Nortel Networks plans aggressive growth in the Asia-Pacific region over the next two to three years, hoping to capitalize on demand for network gear and services in rapidly growing markets such as India and China, a Reuters report said.
Last year, the region accounted for 16% of Nortel's total revenue.
The company wants to see that jump to between 20% and 25% in the next several years, Francois Lancon, Nortel's executive in charge of Asia-Pacific, quoted by the Reuters report said.
However, the company is set to face difficulties, according to analysts.
'It is a laudable goal,' Ed Snyder, an analyst at Charter Equity Research said. 'It's going to be very difficult to do.'
Indeed, Asia is ground zero of the bare-knuckles cost competition that Nortel and some of its peers have blamed for dented revenue lines, poor profits and tight margins.
Even Lancon described the endeavor as 'pretty ambitious,' the Reuters report said.
Nortel, North America's biggest maker of telephone equipment, has picked faster network technology, next-generation WiMax wireless products and communications that integrate the phone closely with desktop computers as among its big Asian bets.
To be successful, Nortel is trying to set itself apart on technology and long-term value -- instead of going head-to-head on price with low-cost Asian vendors such as Huawei Technologies.
'If you are competitive in Asia, you're competitive in the rest of the world,' Lancon further said.
Indeed, a few recent wins seem to suggest the company is holding its own.

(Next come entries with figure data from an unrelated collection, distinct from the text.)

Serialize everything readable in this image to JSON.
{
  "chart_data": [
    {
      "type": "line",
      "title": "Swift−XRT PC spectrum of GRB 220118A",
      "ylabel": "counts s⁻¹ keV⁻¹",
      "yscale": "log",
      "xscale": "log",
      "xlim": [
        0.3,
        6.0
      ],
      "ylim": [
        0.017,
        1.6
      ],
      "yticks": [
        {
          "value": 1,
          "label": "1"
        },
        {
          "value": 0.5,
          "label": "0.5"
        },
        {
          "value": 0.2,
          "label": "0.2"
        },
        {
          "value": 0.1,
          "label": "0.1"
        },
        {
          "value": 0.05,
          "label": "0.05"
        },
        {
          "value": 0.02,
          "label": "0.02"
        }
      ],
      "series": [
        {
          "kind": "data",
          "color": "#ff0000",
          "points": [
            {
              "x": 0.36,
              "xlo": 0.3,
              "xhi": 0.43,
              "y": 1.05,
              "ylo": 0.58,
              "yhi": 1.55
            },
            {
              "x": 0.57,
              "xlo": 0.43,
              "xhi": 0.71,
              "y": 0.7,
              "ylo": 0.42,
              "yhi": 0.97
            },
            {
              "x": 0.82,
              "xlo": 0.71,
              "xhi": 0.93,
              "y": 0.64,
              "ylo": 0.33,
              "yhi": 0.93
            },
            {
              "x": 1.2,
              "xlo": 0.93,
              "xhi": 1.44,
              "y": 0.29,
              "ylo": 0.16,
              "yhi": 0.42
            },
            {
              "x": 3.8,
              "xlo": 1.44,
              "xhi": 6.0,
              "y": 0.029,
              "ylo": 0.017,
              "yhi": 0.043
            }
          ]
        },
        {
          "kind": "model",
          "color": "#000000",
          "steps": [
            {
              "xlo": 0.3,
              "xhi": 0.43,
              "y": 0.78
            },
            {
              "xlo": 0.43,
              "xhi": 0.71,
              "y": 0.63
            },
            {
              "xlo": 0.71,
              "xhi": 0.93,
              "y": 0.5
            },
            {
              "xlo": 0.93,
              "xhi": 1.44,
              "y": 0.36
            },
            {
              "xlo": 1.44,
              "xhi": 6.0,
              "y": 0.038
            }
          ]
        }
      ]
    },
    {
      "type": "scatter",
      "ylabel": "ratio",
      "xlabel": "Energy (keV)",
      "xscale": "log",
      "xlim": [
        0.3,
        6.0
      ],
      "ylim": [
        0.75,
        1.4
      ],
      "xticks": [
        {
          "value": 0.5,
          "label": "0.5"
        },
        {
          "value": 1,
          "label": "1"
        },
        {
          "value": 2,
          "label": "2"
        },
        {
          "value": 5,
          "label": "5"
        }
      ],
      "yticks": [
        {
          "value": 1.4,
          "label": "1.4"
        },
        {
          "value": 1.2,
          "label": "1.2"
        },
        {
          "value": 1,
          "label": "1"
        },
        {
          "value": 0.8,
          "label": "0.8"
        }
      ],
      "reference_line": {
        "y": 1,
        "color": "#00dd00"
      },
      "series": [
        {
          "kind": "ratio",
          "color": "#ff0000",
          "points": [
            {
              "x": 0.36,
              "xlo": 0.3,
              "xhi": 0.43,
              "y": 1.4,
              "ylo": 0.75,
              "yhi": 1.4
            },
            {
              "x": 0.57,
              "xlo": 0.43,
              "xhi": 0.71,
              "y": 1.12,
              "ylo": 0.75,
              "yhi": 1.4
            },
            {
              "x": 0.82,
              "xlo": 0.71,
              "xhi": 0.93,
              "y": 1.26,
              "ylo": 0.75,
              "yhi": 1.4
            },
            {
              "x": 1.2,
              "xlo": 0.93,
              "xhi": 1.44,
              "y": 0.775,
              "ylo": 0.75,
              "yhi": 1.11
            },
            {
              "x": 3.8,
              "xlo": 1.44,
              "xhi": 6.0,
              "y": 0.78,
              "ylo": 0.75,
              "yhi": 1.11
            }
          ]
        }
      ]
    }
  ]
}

Last week, Southern Cross Cables, which provides internet connectivity between Australia, New Zealand, Fiji, Hawaii and the US mainland, chose Nortel's new 40 gigabit technology, which lets it provide four times the bandwidth it had offered previously.The company also announced last week that China's water resources ministry had picked Nortel to provide voice, data and video communications products that link employees in 31 provinces.